In the current of the 12th century appears a “bloody lance” in the mystical novel of Chrétien of Troyes Perceval or the Tale of Graal . Of course one thinks of the lance of Longin (and Chrétien of Troyes could not be unaware of it), but nowhere it is known as only it is that one. This lance, element secondary at Christian of Troyes, takes a larger importance in the German version, the Parzival of Wolfram of Eschenbach. At the 19th century, it becomes an central element of the lyric version of Richard Wagner, Parsifal.

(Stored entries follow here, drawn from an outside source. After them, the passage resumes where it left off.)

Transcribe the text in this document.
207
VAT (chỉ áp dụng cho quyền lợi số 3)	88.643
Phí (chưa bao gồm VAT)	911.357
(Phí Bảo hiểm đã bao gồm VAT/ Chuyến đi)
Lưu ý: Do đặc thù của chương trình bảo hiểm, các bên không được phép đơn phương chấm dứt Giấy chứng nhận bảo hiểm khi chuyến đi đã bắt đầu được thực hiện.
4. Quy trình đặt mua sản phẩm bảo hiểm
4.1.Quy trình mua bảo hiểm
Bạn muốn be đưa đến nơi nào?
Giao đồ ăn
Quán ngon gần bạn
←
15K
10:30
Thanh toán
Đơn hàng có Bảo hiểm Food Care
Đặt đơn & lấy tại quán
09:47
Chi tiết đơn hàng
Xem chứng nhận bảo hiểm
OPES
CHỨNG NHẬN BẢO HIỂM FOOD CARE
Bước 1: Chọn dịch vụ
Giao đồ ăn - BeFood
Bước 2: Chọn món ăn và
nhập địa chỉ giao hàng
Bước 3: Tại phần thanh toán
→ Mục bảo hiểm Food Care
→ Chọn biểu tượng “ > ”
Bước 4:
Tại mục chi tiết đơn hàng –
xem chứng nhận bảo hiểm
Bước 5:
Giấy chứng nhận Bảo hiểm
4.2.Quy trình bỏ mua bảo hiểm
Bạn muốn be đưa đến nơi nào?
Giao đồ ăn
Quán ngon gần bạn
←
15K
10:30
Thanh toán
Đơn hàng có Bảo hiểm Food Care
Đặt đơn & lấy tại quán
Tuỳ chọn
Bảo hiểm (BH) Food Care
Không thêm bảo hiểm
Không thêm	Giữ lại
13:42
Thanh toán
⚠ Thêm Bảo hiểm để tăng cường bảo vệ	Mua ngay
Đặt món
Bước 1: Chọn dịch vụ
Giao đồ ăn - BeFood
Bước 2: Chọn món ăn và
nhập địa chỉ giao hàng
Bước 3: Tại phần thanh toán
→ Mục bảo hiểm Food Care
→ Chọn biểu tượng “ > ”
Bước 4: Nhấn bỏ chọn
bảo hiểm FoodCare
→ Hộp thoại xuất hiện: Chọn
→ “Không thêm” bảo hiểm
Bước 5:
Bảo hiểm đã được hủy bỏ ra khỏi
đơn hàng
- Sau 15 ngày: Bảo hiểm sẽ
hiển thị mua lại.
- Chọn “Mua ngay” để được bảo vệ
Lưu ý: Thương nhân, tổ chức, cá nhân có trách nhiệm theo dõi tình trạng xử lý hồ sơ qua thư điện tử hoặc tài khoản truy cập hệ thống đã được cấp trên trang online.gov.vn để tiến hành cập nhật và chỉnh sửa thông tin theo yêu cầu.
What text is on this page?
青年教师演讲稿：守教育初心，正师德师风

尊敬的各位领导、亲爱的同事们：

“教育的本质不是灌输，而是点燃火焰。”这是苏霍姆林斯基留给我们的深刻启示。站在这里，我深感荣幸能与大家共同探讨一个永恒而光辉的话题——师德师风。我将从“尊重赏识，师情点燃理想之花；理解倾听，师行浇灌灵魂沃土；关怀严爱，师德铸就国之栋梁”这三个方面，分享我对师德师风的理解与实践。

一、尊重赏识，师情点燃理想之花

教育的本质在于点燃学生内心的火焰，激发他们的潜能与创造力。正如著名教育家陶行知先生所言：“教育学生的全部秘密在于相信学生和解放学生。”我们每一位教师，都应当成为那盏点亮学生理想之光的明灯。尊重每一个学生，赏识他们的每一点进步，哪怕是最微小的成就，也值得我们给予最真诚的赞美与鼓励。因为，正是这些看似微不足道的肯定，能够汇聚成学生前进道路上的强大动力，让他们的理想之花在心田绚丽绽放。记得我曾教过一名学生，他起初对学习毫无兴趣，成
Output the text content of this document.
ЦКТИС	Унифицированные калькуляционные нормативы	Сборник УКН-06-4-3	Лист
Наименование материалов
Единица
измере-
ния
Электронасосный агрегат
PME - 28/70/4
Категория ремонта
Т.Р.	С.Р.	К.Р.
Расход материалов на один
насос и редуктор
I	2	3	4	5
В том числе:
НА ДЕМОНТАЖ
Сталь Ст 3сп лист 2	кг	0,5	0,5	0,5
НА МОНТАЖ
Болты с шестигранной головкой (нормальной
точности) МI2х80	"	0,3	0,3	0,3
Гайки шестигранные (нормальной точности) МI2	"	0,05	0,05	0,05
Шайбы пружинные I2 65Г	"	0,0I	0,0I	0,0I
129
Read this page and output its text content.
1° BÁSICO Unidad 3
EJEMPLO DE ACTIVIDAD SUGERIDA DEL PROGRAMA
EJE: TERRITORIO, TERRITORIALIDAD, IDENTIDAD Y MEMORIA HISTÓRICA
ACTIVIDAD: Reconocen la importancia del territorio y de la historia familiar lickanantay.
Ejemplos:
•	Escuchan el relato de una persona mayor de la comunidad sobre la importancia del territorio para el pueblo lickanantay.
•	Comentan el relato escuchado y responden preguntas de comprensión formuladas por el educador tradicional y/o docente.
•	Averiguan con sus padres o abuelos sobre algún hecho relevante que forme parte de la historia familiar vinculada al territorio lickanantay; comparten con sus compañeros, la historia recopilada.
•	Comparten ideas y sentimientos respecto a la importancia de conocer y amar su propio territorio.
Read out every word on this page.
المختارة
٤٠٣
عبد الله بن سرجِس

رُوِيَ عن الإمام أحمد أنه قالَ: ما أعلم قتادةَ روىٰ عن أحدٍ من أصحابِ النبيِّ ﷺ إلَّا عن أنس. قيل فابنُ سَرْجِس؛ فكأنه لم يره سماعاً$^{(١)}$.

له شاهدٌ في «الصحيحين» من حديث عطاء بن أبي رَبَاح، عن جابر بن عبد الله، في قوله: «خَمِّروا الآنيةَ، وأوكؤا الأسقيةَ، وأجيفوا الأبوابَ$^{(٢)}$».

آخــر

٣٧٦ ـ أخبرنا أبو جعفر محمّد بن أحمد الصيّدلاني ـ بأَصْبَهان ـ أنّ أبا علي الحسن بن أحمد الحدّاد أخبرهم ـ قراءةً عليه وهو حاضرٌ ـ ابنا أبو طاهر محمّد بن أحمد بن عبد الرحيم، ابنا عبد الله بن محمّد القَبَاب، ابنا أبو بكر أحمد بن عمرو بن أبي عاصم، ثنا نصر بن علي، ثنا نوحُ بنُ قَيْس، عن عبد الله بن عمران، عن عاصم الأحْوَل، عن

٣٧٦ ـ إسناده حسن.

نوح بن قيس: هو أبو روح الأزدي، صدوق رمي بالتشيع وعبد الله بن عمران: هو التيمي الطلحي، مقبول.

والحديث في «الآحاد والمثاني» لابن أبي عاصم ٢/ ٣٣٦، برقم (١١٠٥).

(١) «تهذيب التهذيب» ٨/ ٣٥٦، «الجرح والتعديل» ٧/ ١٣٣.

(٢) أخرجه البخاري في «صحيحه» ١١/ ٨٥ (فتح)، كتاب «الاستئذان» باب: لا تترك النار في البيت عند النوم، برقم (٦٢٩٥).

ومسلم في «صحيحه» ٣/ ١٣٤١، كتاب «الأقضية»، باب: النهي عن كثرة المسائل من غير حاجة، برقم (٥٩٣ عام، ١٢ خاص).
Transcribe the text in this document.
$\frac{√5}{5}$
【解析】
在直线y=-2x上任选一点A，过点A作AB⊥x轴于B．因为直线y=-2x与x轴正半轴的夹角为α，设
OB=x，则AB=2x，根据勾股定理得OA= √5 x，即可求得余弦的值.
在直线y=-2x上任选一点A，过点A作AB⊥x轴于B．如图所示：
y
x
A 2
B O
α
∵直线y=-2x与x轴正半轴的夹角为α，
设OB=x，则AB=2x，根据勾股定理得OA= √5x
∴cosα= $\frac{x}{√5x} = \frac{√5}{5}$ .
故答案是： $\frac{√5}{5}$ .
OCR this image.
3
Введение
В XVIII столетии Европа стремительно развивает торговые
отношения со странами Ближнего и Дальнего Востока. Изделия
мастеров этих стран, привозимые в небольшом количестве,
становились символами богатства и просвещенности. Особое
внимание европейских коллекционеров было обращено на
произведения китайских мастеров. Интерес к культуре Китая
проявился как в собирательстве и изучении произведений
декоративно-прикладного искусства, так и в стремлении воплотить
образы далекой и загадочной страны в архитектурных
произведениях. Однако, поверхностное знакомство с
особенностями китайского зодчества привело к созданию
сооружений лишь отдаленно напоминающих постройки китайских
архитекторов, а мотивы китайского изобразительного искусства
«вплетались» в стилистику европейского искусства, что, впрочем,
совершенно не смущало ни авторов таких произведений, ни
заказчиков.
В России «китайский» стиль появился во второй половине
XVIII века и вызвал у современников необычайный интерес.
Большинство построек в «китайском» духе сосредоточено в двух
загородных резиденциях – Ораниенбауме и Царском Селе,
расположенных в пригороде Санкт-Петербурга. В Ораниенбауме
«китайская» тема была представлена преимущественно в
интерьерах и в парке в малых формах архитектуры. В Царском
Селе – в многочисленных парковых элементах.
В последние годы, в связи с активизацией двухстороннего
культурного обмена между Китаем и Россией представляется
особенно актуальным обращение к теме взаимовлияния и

As for the Holy Lance of the Holy roman Empire, it caused a whole more or less fantastic Anglo-Saxon literature. The General George Patton (who perhaps saw the Lance in 1945) had written a poem ( Through has knell, darkly ) in which it said to have been Longin in a former life. But it is Trevor Ravenscroft which, in The Spear off Destiny ( the Lance of the Destiny , 1973), made EC Lance of Vienna a quasi-magic object to which the Nazis allotted supernatural capacities. The influence of this book was large in the United States: many of other novels, tests or films developed this topic of the Nazis hunters of relics, which one finds the echo in the series of the Indiana Jones of Steven Spielberg. Thus the popular culture, American in the beginning, seized the Lance of the Holy roman Empire, generally under the name of " Launch of Destin" borrowed from Trevor Ravenscroft and more acceptable by the public of Protestant culture. One does not count any more films, telefilms, cartoons, mangas, cartoons, roleplays, even Gothic rock groups which refer there. One of the most frequent topics is that the Nazis had left in Nuremberg only one copy, and in their escape hid true some share in South America or Antarctic, or that the Americans recovered the true one well but returned only one copy from there to the Austrians, keeping true some share in the United States.
An Eastern ritual instrument
The " term; holy lance" indicated in the primitive Christianisme (and today still at the orthodoxe Christians ) the liturgical knife which made it possible to break the bread during the Eucharistie, symbolically renewing on the bread become body of the Christ the wound inflicted by Longin at the time of the Crucifixion.